Brandon Vallorani • Aug 17, 2020

It’s exciting to watch your new business grow and grow—but watch out for these dangers that can threaten to bring your enterprise down. The post 5 Pitfalls to Avoid When Growing a Business Too Quickly appeared first on AllBusiness.com The post 5 Pitfalls to Avoid When Growing a Business Too Quickly appeared first on AllBusiness.com. Click for more information about Guest Post.

By Brandon Vallorani

In my early days as an entrepreneur, I repeated phrases like “Expand or Die” and “Go Big or Go Home” around the office. It worked. Since 2012, we’ve made the Inc. 5000 List of America’s Fastest-Growing Companies five years in a row!

To achieve this award for five years is challenging because the bigger you grow your revenue one year, the more revenue you must generate the following year. Thanks to an excellent team, we’ve succeeded in doing so. It’s exciting to focus on growth—especially for a startup.

But while you are admiring the bigger and bigger numbers each quarter, tiny cracks can appear in your foundation that threaten to bring your empire down. There are most certainly growing pains as well—pitfalls that have brought us to the brink of disaster.

Here are five pitfalls to avoid:

1. Hiring blunders

It’s easy when a business is young to hire people you know and trust like friends and family. Sometimes as you’re growing, you’ll find yourself hiring anyone and everyone just to keep the work going forward, even if their performance is subpar on entry. After all, recruiting can be time-consuming and expensive.

For many startups, early team members are often handed big titles. Will they be able to live up to the responsibilities their title demands as your business grows? Do they have the experience and/or education necessary to lead when you move from your garage to a corporate office? Did you hire two people for a position that one more qualified person might have been able to handle?

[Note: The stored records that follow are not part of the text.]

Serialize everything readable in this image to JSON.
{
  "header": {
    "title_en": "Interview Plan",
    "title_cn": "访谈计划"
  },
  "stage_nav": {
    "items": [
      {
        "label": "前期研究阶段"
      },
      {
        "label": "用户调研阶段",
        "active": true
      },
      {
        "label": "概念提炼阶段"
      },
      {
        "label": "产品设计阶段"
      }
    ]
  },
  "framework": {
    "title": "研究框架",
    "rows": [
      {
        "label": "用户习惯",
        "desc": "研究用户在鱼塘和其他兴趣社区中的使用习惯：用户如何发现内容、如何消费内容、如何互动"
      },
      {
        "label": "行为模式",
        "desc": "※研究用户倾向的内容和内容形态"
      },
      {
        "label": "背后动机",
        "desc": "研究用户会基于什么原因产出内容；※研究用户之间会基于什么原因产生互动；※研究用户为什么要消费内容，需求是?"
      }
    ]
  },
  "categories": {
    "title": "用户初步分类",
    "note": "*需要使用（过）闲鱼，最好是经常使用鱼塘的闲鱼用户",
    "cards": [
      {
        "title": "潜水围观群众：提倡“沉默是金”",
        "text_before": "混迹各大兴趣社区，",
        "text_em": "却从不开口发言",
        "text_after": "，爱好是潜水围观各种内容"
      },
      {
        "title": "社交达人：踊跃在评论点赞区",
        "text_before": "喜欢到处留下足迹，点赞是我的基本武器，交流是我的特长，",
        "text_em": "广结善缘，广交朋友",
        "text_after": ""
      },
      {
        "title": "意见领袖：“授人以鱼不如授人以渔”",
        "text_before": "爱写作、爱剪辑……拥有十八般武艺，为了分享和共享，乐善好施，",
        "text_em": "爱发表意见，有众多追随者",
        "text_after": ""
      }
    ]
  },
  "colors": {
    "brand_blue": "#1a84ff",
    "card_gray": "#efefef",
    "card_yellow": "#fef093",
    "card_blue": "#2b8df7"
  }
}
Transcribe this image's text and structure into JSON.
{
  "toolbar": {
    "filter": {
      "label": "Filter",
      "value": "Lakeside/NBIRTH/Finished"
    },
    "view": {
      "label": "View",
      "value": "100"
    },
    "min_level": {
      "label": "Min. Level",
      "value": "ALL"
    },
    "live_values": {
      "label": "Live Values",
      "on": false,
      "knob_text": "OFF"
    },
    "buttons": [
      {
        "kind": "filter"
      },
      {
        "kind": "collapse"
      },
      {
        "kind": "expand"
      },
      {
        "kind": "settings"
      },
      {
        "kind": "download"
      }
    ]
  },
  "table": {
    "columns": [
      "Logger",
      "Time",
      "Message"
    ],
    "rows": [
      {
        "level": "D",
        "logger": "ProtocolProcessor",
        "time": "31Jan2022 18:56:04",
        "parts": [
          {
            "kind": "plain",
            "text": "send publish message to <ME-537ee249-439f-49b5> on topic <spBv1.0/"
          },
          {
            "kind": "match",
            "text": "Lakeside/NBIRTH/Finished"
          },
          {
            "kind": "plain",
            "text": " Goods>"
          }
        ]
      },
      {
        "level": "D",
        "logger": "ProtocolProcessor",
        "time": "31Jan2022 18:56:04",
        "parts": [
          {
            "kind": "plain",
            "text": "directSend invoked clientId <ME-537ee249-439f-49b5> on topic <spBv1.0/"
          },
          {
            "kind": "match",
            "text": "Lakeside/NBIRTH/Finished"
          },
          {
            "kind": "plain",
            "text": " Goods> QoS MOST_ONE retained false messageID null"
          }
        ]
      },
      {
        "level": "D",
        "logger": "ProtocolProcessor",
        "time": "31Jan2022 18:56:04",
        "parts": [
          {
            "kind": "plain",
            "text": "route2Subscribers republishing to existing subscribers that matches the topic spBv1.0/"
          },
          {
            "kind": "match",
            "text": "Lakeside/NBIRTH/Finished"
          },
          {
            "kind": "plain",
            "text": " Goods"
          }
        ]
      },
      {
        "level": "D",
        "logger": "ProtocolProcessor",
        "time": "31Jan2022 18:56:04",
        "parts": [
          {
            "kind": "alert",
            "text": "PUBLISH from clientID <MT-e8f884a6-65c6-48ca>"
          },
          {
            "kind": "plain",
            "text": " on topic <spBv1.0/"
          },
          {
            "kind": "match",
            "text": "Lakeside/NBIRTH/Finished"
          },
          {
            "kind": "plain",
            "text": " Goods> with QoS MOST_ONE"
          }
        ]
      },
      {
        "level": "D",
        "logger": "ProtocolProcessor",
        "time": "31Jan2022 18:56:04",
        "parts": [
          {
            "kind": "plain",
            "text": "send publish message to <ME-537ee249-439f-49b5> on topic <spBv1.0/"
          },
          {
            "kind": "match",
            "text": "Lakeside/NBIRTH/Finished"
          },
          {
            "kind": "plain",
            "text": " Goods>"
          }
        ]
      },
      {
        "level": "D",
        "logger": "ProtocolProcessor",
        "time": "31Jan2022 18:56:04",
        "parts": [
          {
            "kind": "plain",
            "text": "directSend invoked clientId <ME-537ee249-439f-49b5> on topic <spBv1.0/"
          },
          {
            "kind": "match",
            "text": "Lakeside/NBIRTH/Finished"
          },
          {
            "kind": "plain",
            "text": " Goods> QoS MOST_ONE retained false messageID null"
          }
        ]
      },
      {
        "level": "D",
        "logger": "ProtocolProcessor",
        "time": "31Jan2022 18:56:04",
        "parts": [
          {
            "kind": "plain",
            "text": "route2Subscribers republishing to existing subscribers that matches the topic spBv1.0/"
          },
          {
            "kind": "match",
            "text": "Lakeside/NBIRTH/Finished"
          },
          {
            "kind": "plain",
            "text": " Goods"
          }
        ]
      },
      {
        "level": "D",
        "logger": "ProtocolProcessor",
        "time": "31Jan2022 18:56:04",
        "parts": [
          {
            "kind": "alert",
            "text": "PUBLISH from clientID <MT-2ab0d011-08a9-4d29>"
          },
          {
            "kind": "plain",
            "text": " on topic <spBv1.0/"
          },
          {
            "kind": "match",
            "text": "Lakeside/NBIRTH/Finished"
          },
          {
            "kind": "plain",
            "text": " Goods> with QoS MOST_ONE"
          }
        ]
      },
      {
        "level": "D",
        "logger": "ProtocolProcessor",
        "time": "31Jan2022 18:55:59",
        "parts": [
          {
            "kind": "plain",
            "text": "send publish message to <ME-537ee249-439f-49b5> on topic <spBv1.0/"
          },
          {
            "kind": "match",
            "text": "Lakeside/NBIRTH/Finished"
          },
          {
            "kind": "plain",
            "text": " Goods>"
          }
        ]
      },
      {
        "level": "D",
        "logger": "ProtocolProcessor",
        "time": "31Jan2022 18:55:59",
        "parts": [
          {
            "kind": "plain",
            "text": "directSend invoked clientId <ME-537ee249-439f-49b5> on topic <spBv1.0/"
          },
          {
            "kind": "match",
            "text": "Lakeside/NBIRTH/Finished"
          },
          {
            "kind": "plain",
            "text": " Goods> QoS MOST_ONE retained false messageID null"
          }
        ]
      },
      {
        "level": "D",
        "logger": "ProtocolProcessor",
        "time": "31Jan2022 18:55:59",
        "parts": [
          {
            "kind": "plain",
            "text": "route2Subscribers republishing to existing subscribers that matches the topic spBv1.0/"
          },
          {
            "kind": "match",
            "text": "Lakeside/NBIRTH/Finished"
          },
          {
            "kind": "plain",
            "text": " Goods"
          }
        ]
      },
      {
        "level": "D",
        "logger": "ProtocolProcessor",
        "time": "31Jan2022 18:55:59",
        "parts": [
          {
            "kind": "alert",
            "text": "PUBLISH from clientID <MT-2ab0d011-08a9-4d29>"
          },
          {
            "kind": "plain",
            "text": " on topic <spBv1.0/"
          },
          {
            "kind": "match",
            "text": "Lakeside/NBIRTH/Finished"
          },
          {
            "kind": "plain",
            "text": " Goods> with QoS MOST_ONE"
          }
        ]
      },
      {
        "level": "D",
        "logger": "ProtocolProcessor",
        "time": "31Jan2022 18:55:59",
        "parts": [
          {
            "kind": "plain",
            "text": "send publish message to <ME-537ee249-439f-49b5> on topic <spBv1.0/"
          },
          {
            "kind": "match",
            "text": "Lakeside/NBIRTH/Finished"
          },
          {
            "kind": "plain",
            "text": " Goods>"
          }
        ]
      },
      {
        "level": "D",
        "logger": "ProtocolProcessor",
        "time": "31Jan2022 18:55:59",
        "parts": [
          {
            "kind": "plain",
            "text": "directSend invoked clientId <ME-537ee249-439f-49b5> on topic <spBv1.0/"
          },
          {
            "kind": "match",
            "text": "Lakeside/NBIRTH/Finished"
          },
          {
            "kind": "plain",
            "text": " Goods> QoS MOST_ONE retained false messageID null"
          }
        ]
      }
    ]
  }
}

You don’t need the pain and drama of firing people you hired at the beginning. So, be careful what promises you make and seek to recruit qualified people at the start. Also avoid bloating your payroll costs with extra personnel.

2. Cash crunch

A business that is growing quickly can consume its profits for breakfast, and leave nothing for lunch and dinner as it experiences explosive growth. Before you know it, you’ve created a hungry monster that needs cash to make payroll, pay for advertising, and buy more inventory just to keep moving forward. Your amazing business could literally starve to death.

As revenue flows in, it’s tempting to put all of it into achieving the next level. While this is necessary to continue growing your business, make sure you are also keeping cash in reserve to get you through lean seasons.

3. Mission creep

When a business grows too quickly, many founders lose sight of their original vision. They broaden out so far that their team members forget what the product or service was that built the company in the first place. It’s good to diversify into new areas as long as the core business stays financially healthy and on track. Simultaneously, one can also wade too deep into a particular department that is of more personal interest.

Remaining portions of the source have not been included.